Verhalenbundel over psychische problemen en de grote opdracht om een denkend wezen te zijn

Je kunt een verhalenbundel uitgeven omdat je nu eenmaal tien à vijftien verhalen hebt afgerond, maar je kunt ook afgebakender te werk gaan en een bundel thematisch invullen, zoals Willem Frederik Hermans dat bijvoorbeeld deed met Paranoia. Waanbeelden van Erik Rozing is zo’n bundel, met verhalen die zijn ingeblazen door het vergelijkbare gegeven van personages die in de problemen belanden doordat ze zich iets in het hoofd hebben gehaald dat niet strookt met de realiteit. Er is de vrouw wier vingers en tenen geamputeerd moeten worden omdat ze te lang in de vrieskou is blijven mediteren, er is de man die doordraait als hij voor het eerst vader is geworden, er is de ex-psychiater die van lieverlee behanger werd maar die het niet kan laten om ongevraagd psychische hulp te verlenen.

Aan het openingsverhaal ‘Psychiater aan zee’, over een psychiater die erachter komt dat zijn date psychiatrische hulp heeft, ergerde ik me om eerlijk te zijn een beetje. Zou de psychiater, die de verteller van het verhaal is, het zichzelf toestaan om om te blijven gaan met die leuke vrouw die van een ander psychiatrische hulp krijgt? Ethisch dilemma! Helemaal omdat de psychiater zo van haar onder de indruk is, en hij zo goed ziet ‘dat ze méér is dan alleen een patiënt’. ‘Ze is een kunstenaar, een mooie, originele vrouw, ze is grappig, spontaan, sprankelend, vol ideeën en heeft alleen al in haar vingers meer diepgang dan ik in mijn hele wezen’. Ik mocht toch hopen dat Rozing, zelf psychiater, niet de hele bundel door zou gaan op deze voet: een ietwat volgevreten en zelfingenomen psychiater in een sleets romantisch vocabulaire leeg laten lopen onder het mom van een moreel zelfonderzoek.

Gelukkig is Rozing, die twee jaar geleden met Staat van ontkenning een puike maar wat genegeerde roman afleverde, op andere plekken beter op dreef. Erg goed is bijvoorbeeld ‘Karma queen’, dat verhaal over die mediterende vrouw die het uiteindelijk zonder vingers en tenen moet zien te rooien, geschreven vanuit het perspectief van een vriendin die zich eerst nog best sceptisch tot de oosterse wijsheden verhoudt, maar stukje bij beetje ook meegezogen wordt in de etherische leerstukken. Het begint licht en geestig, maar draait al snel uit op een in het verhaal ingebedde verkenning van de mens die een kern zoekt en het een te grote opdracht vindt om een denkend wezen te zijn. ‘Als je mediteerde kwam je ware zelf volgens haar tot expressie doordat alle ruis wegviel. Ze zei dat meditatie niet iets geheimzinnigs was, maar dat het enkel betekende dat je je niet meer liet afleiden door de externe wereld. Het was niets anders dan zijn en geen gedachten meer hebben.’
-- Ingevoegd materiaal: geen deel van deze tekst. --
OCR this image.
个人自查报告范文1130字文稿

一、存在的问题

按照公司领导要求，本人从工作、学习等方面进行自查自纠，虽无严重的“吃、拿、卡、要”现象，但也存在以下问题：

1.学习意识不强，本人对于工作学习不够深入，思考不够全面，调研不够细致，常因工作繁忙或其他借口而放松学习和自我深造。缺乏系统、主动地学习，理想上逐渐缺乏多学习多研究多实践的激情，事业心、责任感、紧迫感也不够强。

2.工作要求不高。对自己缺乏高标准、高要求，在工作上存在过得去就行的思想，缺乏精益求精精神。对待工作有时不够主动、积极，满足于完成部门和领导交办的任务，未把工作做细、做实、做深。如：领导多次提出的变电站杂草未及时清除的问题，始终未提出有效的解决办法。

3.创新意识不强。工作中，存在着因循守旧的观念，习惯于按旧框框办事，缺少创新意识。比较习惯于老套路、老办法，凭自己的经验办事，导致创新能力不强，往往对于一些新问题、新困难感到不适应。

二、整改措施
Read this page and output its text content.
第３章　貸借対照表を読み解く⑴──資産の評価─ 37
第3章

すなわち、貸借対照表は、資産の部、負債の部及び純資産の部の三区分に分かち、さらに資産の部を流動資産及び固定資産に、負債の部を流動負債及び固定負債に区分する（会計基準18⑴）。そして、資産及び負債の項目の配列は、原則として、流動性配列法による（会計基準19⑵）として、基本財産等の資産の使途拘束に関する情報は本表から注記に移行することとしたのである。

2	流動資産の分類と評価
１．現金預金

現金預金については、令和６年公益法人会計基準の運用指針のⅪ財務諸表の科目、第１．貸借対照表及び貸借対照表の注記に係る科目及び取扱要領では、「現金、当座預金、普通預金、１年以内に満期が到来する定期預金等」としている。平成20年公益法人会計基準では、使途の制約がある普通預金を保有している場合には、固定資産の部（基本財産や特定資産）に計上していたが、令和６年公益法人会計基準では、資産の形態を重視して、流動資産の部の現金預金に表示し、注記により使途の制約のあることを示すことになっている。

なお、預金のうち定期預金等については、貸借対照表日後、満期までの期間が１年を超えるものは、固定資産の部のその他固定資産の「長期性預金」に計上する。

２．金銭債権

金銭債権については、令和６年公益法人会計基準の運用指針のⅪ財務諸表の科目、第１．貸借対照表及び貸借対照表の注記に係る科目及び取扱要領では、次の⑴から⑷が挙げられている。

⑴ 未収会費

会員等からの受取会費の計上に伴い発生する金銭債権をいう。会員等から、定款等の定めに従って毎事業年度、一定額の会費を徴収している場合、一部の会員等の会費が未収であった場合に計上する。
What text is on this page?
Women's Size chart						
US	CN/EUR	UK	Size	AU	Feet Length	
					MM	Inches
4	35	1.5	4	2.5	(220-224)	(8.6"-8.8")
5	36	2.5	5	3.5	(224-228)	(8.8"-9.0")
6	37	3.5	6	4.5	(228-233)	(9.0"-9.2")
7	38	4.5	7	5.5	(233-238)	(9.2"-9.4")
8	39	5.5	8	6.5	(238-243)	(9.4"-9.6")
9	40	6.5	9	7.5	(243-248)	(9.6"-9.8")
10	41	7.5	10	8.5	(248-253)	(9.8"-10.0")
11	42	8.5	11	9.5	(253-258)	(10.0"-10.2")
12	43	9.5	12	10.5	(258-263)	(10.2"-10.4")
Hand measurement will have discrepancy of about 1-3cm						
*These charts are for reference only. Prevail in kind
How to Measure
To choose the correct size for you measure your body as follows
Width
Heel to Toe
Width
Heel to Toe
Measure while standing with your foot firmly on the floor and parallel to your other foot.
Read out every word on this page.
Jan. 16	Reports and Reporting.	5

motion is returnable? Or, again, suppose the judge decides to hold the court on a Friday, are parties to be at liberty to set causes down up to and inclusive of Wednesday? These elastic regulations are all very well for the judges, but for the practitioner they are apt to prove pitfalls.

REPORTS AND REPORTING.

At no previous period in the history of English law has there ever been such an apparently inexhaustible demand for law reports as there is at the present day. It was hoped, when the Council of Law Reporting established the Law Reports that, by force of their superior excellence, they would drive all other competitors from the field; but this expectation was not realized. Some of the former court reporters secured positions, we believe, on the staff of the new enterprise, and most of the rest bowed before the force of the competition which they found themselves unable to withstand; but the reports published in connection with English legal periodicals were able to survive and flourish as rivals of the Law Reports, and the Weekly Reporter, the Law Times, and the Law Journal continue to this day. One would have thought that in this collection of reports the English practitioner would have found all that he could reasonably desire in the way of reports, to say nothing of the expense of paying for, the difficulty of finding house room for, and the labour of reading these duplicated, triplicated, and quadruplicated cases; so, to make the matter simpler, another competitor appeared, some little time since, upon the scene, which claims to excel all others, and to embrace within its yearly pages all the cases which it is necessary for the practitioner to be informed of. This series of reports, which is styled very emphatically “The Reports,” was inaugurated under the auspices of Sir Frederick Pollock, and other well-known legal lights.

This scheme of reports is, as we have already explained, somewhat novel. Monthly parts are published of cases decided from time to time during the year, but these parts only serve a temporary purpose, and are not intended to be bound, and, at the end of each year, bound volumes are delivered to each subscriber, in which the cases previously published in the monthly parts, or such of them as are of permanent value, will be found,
De kwaliteit van de verhalen in Waanbeelden wisselt. Meer dan eens opent Rozing te stram en acht hij het belangrijk om snel allerlei randinformatie over de personages te vertellen. Maar dat dát iemands werk is of díe iemands zus of schoonzus, daar maalt geen lezer om, die wil bij de lurven gegrepen worden. Aan de andere kant kan Rozing ook ontzettend spannend en prikkelend zijn als hij, net als in Staat van ontkenning, een soort sciencefiction bedrijft, waarin een wereld wordt beschreven die nog nét niet is aangebroken. Zo is er ‘De sprong’, over een man die op het punt staat om met hulp van een bedrijf in contact te komen met een overleden ex-geliefde. Of we in de nabije toekomst na onze dood ook voort kunnen als boom, zoals in dit verhaal? Dat niet, maar met het blinde vertrouwen dat de man in kunstmatige intelligentie heeft raakt hij zeker een snaar.